Ema Tavola said that the comment made by the agent showing her a flat in Otahuhu was “completely outrageous” and she intends to make a complaint to the Human Rights Commission.
She said the 360 Property Management agent told her that she had to disclose that a transgender person lived in a flat directly above the property.
Now the company has revealed that this isn't its normal policy and that it is looking in to the “serious” matter.
A leading LGBTQ+ youth organisation said unfortunately such incidents aren’t unusual and transgender people often feel they have to hide their identity in the rental market.
Tavola tweeted over the weekend about the incident, which happened last month, prompting a response of concerned replies.
"On a flat viewing in Ōtāhuhu last month, the agent said she had to disclose that there was a transgender person living upstairs... I said that I couldn’t wait to meet them, but also thought how much I’ll enjoy making a complaint to the Human Rights Commission about this fuckery" she posted under her account name The Emazonian™ @ColourMeFiji.
“Discrimination against one group is a discrimination against us all,” she said.
Tavola said that the agent mentioned that the disclosure was not something that she liked doing but that her manager said that she had to.

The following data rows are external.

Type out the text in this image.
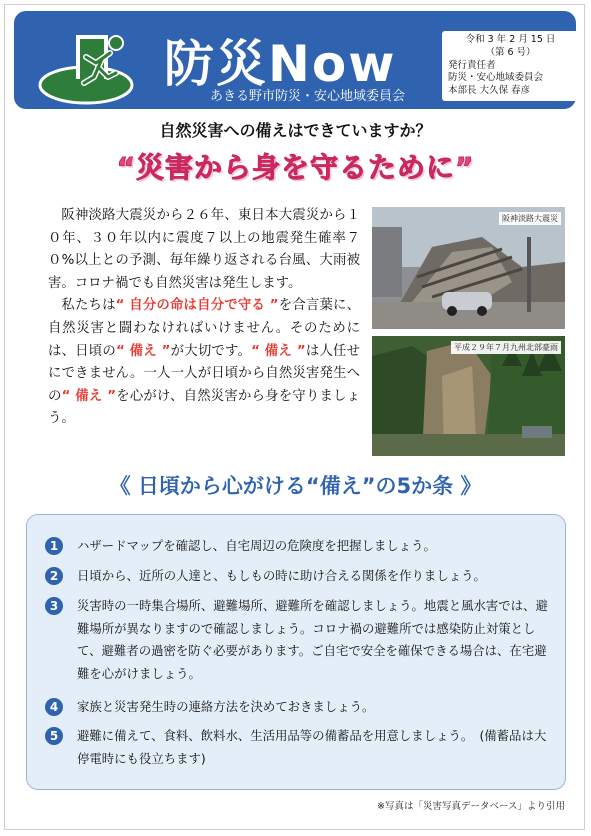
防災Now
あきる野市防災・安心地域委員会
令和 3 年 2 月 15 日
（第 6 号）
発行責任者
防災・安心地域委員会
本部長 大久保 春彦
自然災害への備えはできていますか？
“災害から身を守るために”

阪神淡路大震災から２６年、東日本大震災から１０年、３０年以内に震度７以上の地震発生確率７０%以上との予測、毎年繰り返される台風、大雨被害。コロナ禍でも自然災害は発生します。

私たちは“ 自分の命は自分で守る ”を合言葉に、自然災害と闘わなければいけません。そのためには、日頃の“ 備え ”が大切です。“ 備え ”は人任せにできません。一人一人が日頃から自然災害発生への“ 備え ”を心がけ、自然災害から身を守りましょう。

阪神淡路大震災
平成２９年７月九州北部豪雨
《 日頃から心がける“備え”の5か条 》
1	ハザードマップを確認し、自宅周辺の危険度を把握しましょう。
2	日頃から、近所の人達と、もしもの時に助け合える関係を作りましょう。
3	災害時の一時集合場所、避難場所、避難所を確認しましょう。地震と風水害では、避難場所が異なりますので確認しましょう。コロナ禍の避難所では感染防止対策として、避難者の過密を防ぐ必要があります。ご自宅で安全を確保できる場合は、在宅避難を心がけましょう。
4	家族と災害発生時の連絡方法を決めておきましょう。
5	避難に備えて、食料、飲料水、生活用品等の備蓄品を用意しましょう。　(備蓄品は大停電時にも役立ちます)
※写真は「災害写真データベース」より引用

But the general manager of 360 Property Management, James Bangerter, said that disclosing whether neighbours are transgender is not a policy at the company.
He said it is looking into the situation and which staff member made the disclosure.
“Obviously it’s something that’s quite serious,” he said.
Rainbow Youth’s communications manager Toni Duder said that she wasn't surprised by the story because she hears a lot of stories from transgender people that find it difficult to find rentals because of their identity. She said that many transgender people feel pressure to hide their identity in order be accepted into flats.
“This story is an example of the insidious way that discrimination happens.”
She said that she’s glad that this story has been made public as it helps to draw attention to the discrimination faced by transgender people in an already competitive Auckland rental market.